What I’m also learning on this quest is that there is no right answer, no one way for doing any of this.

What one agent will tell you about how to write a query letter will not match what the next one tells you.

The same goes for the dreaded synopsis.

I was taught to do it one way.

Writer’s Digests

his month’s Writer’s Digest magazine is an excerpt from Ammi-Joan Paquette, who says the synopsis should be one page for every 10,000 words, meaning a good solid synopsis should be five to eight pages in length.

The only problem with that is when you get down to querying and agents ask for a synopsis, they ask for a short one of 1-3 pages, generally.

It’s all a moving target, and for someone trying to break in, it’s mind-boggling.

Rejections

Then there is what to make of rejection letters. Most of them include a sentence that says, “We get so many queries, we don’t have time to provide a personal response why we are passing on your book.” So that’s of no real help.

And then when someone does take the time, it doesn’t jive with what the others have said, so there’s no consensus.

The one consensus is, “I’m not the right fit, but keep trying.”

Triple Digits

I keep getting told not to worry about any of this until I hit triple digits in rejections. That leaves 67 more intolerable dings and quite possibly more ambiguous reasons for why my book got a pass.

And of course, there are going to be those agencies that simply don’t respond at all. No dings, I should probably call them.
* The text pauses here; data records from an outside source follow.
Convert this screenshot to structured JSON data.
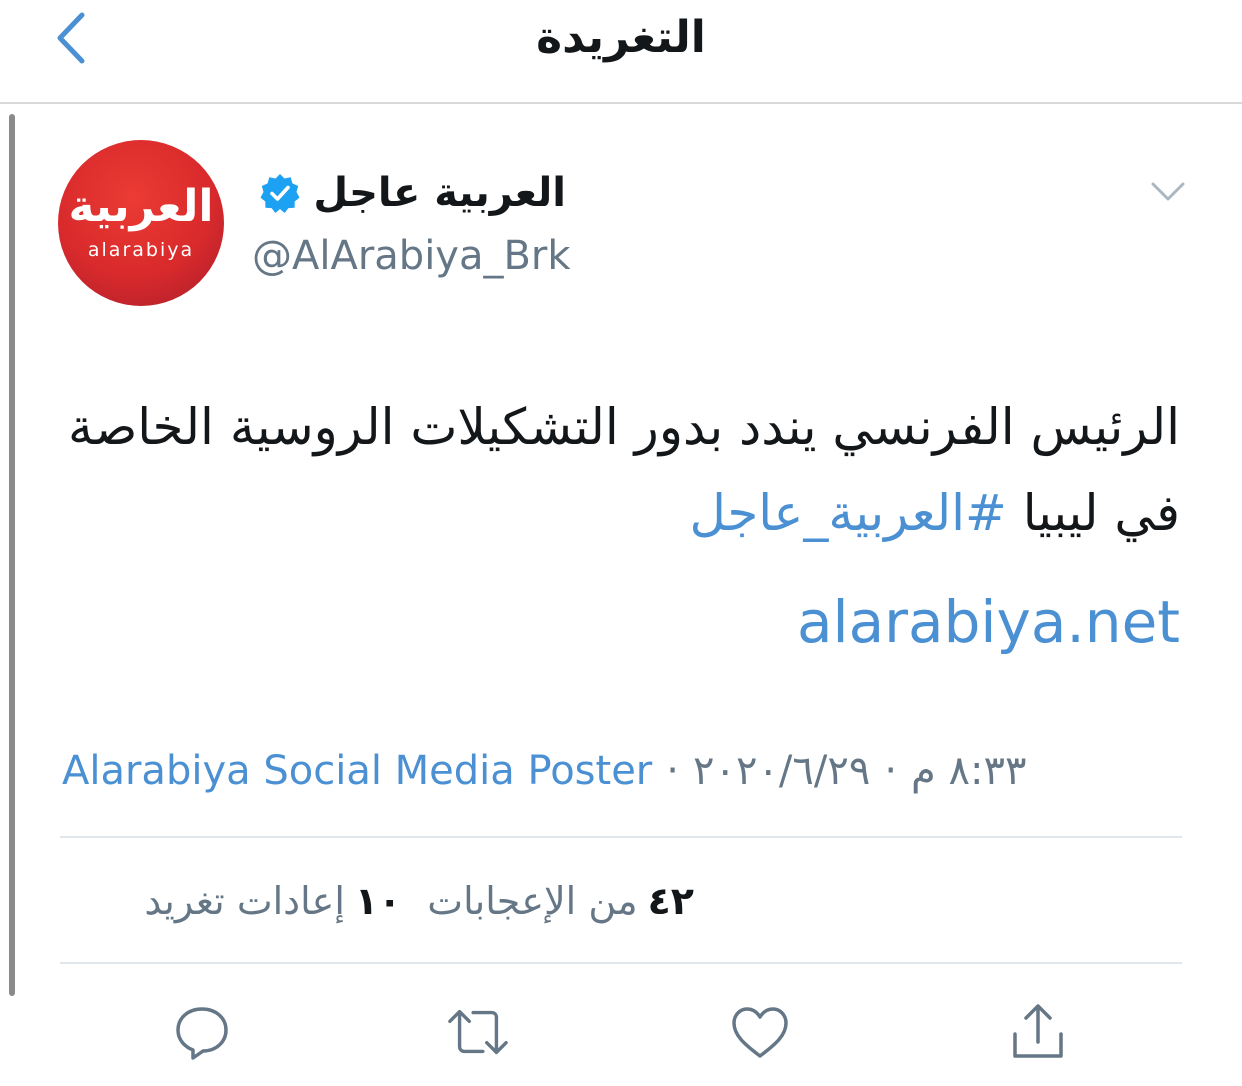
{
  "header": {
    "title": "التغريدة",
    "back_icon": "chevron-left-icon"
  },
  "tweet": {
    "display_name": "العربية عاجل",
    "handle": "@AlArabiya_Brk",
    "verified": true,
    "avatar": {
      "arabic_logo": "العربية",
      "latin_logo": "alarabiya"
    },
    "text": "الرئيس الفرنسي يندد بدور التشكيلات الروسية الخاصة في ليبيا",
    "hashtag": "#العربية_عاجل",
    "link": "alarabiya.net",
    "time": "٨:٣٣ م",
    "date": "٢٠٢٠/٦/٢٩",
    "separator": "·",
    "source": "Alarabiya Social Media Poster",
    "likes_count": "٤٢",
    "likes_label": "من الإعجابات",
    "retweets_count": "١٠",
    "retweets_label": "إعادات تغريد"
  },
  "colors": {
    "link": "#4a90d3",
    "secondary_text": "#657786",
    "avatar_red": "#d92a2c",
    "verified_blue": "#1da1f2"
  },
  "actions": [
    "reply-icon",
    "retweet-icon",
    "like-icon",
    "share-icon"
  ]
}
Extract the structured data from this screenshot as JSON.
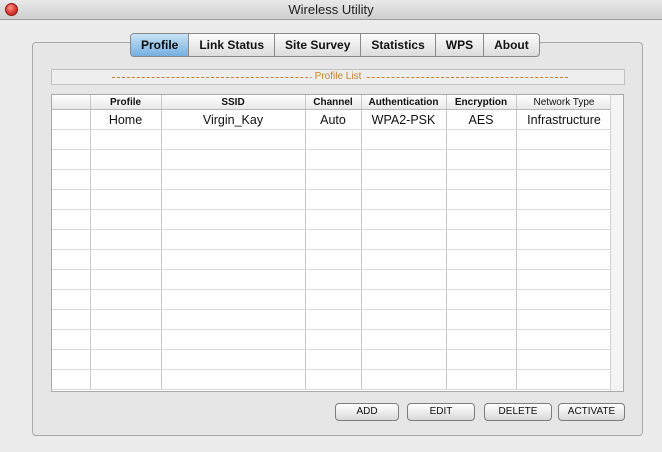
{
  "window": {
    "title": "Wireless Utility"
  },
  "tabs": [
    {
      "label": "Profile",
      "active": true
    },
    {
      "label": "Link Status",
      "active": false
    },
    {
      "label": "Site Survey",
      "active": false
    },
    {
      "label": "Statistics",
      "active": false
    },
    {
      "label": "WPS",
      "active": false
    },
    {
      "label": "About",
      "active": false
    }
  ],
  "profile_list": {
    "title": "Profile List",
    "columns": [
      "Profile",
      "SSID",
      "Channel",
      "Authentication",
      "Encryption",
      "Network Type"
    ],
    "rows": [
      {
        "profile": "Home",
        "ssid": "Virgin_Kay",
        "channel": "Auto",
        "authentication": "WPA2-PSK",
        "encryption": "AES",
        "network_type": "Infrastructure"
      }
    ]
  },
  "buttons": {
    "add": "ADD",
    "edit": "EDIT",
    "delete": "DELETE",
    "activate": "ACTIVATE"
  },
  "colors": {
    "active_tab": "#74aee0",
    "section_label": "#c9822e",
    "close_button": "#e0443a"
  }
}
What an unnerving and humbling and disturbing and troubling process.

It’s time to go get back into Ng’s book, to try to trick my mind and ears to stop listening for the ding, like a teen waiting for a girl to call him.

I’m going to get published. I’m going to find an agent. Where are you? Why is it taking so long?

My Query

The Voodoo Hill Explorer Club is a rich blend of STAND BY ME, the Netflix series STRANGER THINGS, and ANNE OF GREEN GABLES. The commercial fiction work would be found in the adult section of a bookstore and is 89,000 words. (Anne of Green Gables is an affiliate link, where if you make a purchase of the book series from Amazon, in turn, I may make a small commission on the sale at no additional cost to you.)
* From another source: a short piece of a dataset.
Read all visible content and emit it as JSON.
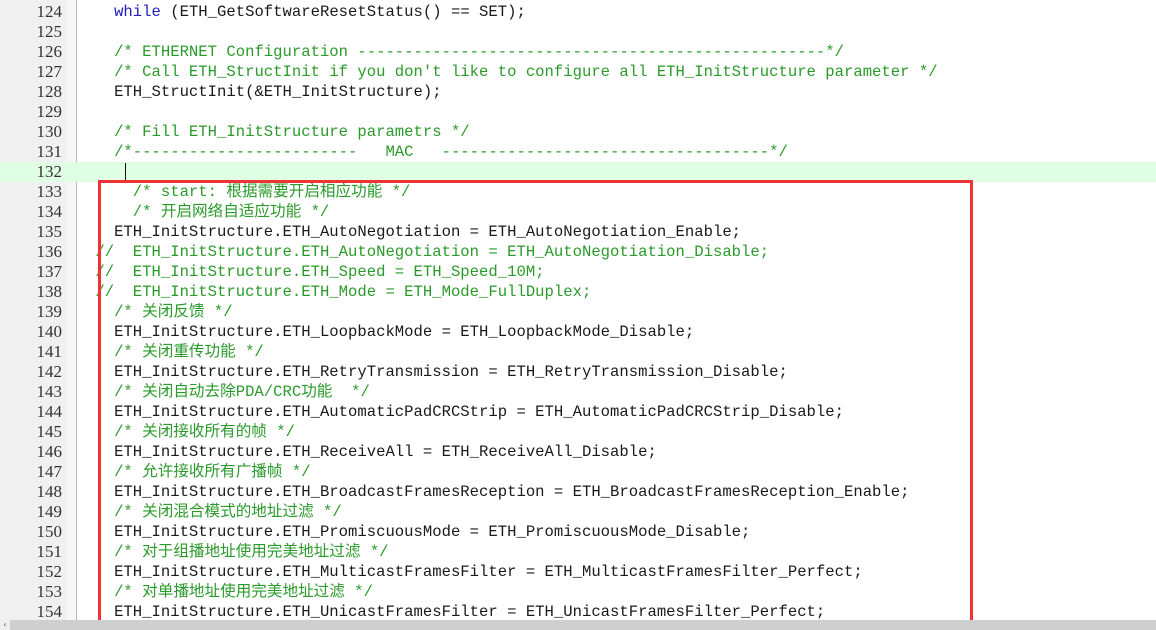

In 1977, four teen boys on an Air Force base in Upper Michigan, led by KIRK CARSON, build a tree house near the secret hideaway of a Russian spy.

Kirk is fighting his own Cold War among friends, a bully, and himself.

To tell the story, he tries to type “I’m trying to change my life,” but instead his typewriter clacks out, “I’m trying to change my lie.” He wishes he could use white for the whole year.

How Kirk handles the ultimate test of a December blizzard and the Russian spy who has been trying to scare them all out of the woods means life or death for his friends.

The Voodoo Hill Explorer Club is a nostalgic reminder of an America where kids played outside until their mothers signaled a summer’s day’s end by turning on the porch light.

I have written in journalism and public relations and for governors and school superintendents for more than 30 years. Since 2014, I’ve been part of Southern Methodist University’s Writer’s Path program.